Y sentí lentamente la brisa que acariciaba mi cuerpo.
Podía percibir cada cambio, cada variación de la misma.
Jugaba libremente con mi pelo, besándome suavemente en la frente.
Descendiendo, casi en forma imperceptible, besó delicadamente mis labios.
Cerré mis ojos para poder sentirla en plenitud.
Percibí su melodía armónica que se difuminaba por doquier.
Su fragancia fresca, frutada, floreal, me elevó hasta casi tocar el cielo.
Despojándome de toda vestidura, quise ofrecer toda mi desnudez.
No quería que nada se interpusiera entre nosotros y fue en ese momento que sentí una llovizna cálida que, quedamente, empapaba mi cuerpo cansado. Dulce lluvia que reconstituía todo mi ser exhausto.
Extendí mis brazos en señal de entrega total.
Sentí el paso de cada gota que se deslizaba desde mi cabeza a los pies.
Abandoné cualquier resistencia.
Cansado me sentía, cansado me abatía en mi pequeño mundo.
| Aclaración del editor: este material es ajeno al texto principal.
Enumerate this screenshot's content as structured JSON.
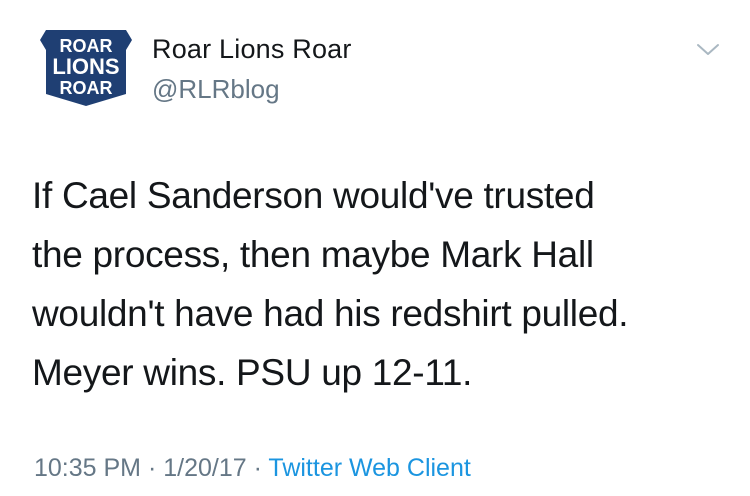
{
  "account": {
    "logo_text": [
      "ROAR",
      "LIONS",
      "ROAR"
    ],
    "display_name": "Roar Lions Roar",
    "handle": "@RLRblog",
    "logo_color": "#1f3f73"
  },
  "tweet": {
    "lines": [
      "If Cael Sanderson would've trusted",
      "the process, then maybe Mark Hall",
      "wouldn't have had his redshirt pulled.",
      "Meyer wins. PSU up 12-11."
    ]
  },
  "meta": {
    "time": "10:35 PM",
    "separator": " · ",
    "date": "1/20/17",
    "client": "Twitter Web Client"
  },
  "icons": {
    "menu": "chevron-down-icon"
  }
}
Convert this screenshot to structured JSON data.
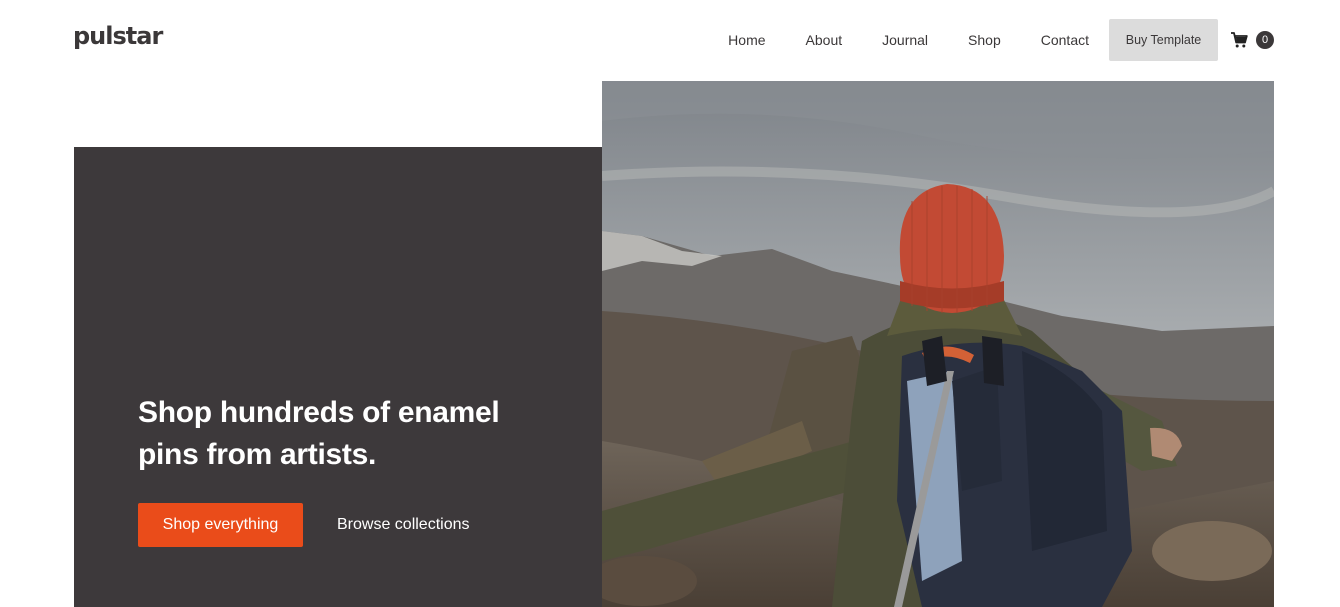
{
  "brand": {
    "logo_text": "pulstar"
  },
  "nav": {
    "items": [
      {
        "label": "Home"
      },
      {
        "label": "About"
      },
      {
        "label": "Journal"
      },
      {
        "label": "Shop"
      },
      {
        "label": "Contact"
      }
    ],
    "buy_label": "Buy Template",
    "cart_count": "0"
  },
  "hero": {
    "title": "Shop hundreds of enamel pins from artists.",
    "primary_cta": "Shop everything",
    "secondary_cta": "Browse collections",
    "image_subject": "hiker with red beanie and backpack on mountain ridge"
  },
  "colors": {
    "accent": "#ea4c1a",
    "panel": "#3d393b",
    "text": "#3b3839",
    "button_gray": "#dcdcdc"
  }
}
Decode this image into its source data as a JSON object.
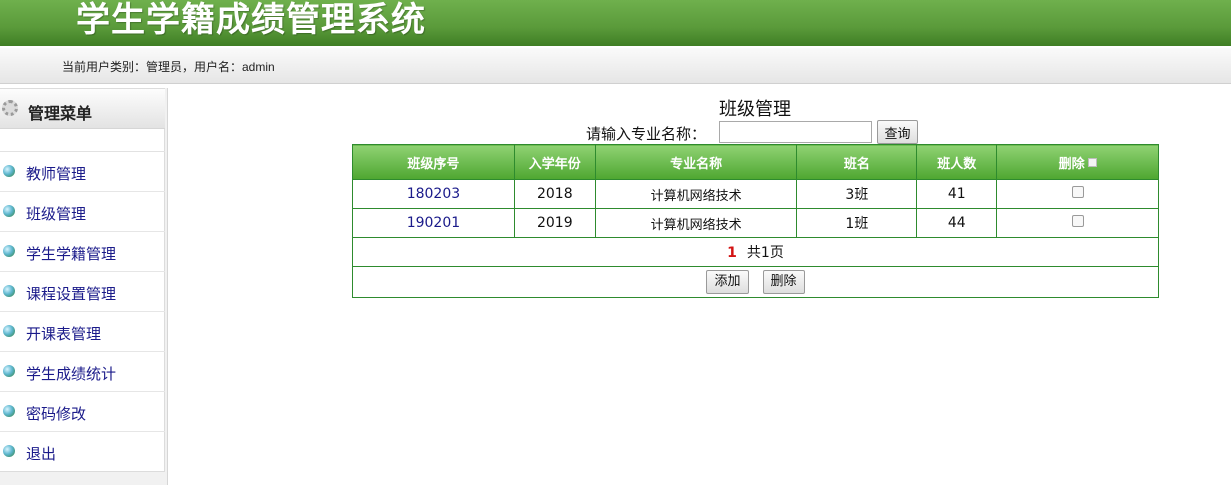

No quise pensar, solo sentir.
No quise discurrir, solo experimentar.
No quise interrogar, solo vivir.
Desde mis ojos intensos, profundos y oscuros se desbordó un río crecido, en el cual quise zambullirme, perderme en su corriente profunda, en sus aguas saladas, cristalinas, confortantes.
Se confundieron mis lágrimas con el viento, con la lluvia, con la llovizna sutil.
La manifestación suprema de sensibilidad se reflejó en el erizarse mi piel ante todo lo que sentía, experimentaba, apreciaba y advertía.
Pude sentir mi corazón latir, mi torrente sanguíneo fluir, el vibrar de mi respiración, el movimiento de cada músculo, el sonido de mis pensamientos, la música de mis recuerdos, el canto seductor de mis sueños, el trepidar de mis anhelos, el lamento de mis heridas, el destilar de mi orar intenso…
Orgullo siento de mi ser, de mi sentir, de mi vivir. De una Voluntad Mayor que me dio la gran oportunidad de la vida, que me prefirió a la nada, al no ser.